冷夏を吹き飛ばさんばかりの燃える青春ドラマが展開されようとしているのです。 百五十人の関西吹奏楽団を先頭に国旗、大会旗が一塁側ゲートから姿をみせた。 出場校四十九校、七百三十五人の選手たち、三千二百余校から予選を勝ち抜いてきた若人たち。 伝統に輝く校旗のもと正々堂々の行進、行進 ・・・・・ 。 甲子園の土を力強くザクザクとふみしめてゆく若人の美の群像。 その晴れ姿にスタンドをぎっしり埋めつくした五万五千人の色とりどりの大観衆の大きな拍手 ・・・・・ 。

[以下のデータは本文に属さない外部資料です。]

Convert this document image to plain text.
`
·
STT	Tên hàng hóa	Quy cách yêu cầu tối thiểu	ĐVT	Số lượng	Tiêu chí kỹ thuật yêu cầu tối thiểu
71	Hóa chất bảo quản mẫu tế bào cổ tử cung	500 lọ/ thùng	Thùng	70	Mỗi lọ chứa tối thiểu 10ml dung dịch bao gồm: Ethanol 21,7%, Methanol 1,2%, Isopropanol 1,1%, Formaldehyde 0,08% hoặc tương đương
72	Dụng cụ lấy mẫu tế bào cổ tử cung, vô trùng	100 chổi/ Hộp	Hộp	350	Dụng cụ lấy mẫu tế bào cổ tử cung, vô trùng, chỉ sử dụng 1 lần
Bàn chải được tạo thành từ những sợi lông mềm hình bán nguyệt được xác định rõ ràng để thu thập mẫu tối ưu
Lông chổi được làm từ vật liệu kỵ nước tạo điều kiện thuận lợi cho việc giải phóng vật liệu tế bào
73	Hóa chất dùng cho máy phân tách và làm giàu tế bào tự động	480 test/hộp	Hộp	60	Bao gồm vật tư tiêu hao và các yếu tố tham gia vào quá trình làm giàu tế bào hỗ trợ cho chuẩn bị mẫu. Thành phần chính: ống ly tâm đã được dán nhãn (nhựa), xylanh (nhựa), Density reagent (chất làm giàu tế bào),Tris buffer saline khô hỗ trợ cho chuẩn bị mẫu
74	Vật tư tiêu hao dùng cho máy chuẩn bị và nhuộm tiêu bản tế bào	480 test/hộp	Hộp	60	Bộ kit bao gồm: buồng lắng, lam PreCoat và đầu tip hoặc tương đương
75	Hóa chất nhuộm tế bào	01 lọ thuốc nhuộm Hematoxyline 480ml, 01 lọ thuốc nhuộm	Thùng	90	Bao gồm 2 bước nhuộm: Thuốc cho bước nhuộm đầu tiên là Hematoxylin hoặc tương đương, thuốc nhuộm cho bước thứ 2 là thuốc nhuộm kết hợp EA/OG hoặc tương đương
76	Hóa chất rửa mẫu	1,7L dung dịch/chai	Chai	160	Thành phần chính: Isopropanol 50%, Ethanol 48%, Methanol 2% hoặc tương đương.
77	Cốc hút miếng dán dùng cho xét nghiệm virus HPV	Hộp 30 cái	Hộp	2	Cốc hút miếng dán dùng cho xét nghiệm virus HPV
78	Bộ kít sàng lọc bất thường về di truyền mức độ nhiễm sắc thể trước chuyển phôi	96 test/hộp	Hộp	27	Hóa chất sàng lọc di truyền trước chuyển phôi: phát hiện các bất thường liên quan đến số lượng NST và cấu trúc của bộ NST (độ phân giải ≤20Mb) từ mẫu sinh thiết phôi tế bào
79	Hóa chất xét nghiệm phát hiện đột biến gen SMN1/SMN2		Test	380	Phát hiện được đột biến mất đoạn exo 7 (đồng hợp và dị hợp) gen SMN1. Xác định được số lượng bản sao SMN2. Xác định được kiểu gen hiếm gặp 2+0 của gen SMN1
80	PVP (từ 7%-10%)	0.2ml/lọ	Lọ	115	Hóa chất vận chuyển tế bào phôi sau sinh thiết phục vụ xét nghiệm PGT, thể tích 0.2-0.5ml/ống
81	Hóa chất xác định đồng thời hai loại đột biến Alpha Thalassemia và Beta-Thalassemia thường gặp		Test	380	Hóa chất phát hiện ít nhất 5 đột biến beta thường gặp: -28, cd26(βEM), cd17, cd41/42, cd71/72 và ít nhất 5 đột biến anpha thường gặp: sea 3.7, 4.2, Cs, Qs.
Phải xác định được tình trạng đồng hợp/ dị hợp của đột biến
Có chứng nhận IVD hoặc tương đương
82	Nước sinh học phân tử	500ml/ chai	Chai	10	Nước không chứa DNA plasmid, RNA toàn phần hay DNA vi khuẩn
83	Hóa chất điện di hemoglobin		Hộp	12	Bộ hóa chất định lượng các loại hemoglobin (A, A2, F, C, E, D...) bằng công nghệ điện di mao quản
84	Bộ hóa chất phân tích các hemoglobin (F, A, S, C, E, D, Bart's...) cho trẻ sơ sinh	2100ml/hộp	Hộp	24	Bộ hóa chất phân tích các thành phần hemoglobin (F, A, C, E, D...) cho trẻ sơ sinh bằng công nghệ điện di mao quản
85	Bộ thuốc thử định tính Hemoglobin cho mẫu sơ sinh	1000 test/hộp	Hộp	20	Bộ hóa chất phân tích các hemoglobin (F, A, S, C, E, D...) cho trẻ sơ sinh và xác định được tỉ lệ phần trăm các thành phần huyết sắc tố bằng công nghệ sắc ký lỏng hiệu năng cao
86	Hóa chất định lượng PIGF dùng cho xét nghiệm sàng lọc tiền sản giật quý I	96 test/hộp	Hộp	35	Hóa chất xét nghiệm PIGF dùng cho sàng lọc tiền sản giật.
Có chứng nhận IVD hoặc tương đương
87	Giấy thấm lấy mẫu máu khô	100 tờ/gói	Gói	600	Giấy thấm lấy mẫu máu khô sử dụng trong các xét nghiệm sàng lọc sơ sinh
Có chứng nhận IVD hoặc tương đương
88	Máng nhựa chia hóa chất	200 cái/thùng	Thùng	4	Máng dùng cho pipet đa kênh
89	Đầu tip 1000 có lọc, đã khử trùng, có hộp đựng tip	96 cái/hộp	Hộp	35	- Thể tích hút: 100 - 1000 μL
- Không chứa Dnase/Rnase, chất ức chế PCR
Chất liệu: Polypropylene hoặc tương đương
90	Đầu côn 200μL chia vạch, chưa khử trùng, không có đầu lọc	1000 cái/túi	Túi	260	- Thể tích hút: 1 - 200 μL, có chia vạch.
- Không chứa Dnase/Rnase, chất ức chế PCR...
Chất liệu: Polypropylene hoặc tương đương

テレビでみている私の胸に、これら若人の青春のいぶきが生き生きと、熱く感じられてくる。
と、このとき、実況放送をしていたアナウンサーの感動にふるえた高い声がきこえてきた。
『五万五千人の観衆の大感動 ・・・・・。 涙、涙、です。 “父親の涙が光って”おります』
私はこのアナウンサーの “父親の涙が光って” いるという言葉にハッとした。 父親は正々堂々としてたくましく行進してゆく息子たちに感きわまったのであろうか。
一人一人の父親の心境をきくよしもない。 しかし父親は泣かないもの、涙を出さないものと、あるいは男は泣くものでないと常に息子たちを強くたくましく育ててきた父親の涙 ・・・・・。 はるかスタンドに向う行進をみつめての流れる涙。
私はこれ以上なにも言えない程の感動です。 息子たちよ。 娘たちよ。 父親の涙、母親の涙を理解できる人間に育ってほしいと祈る。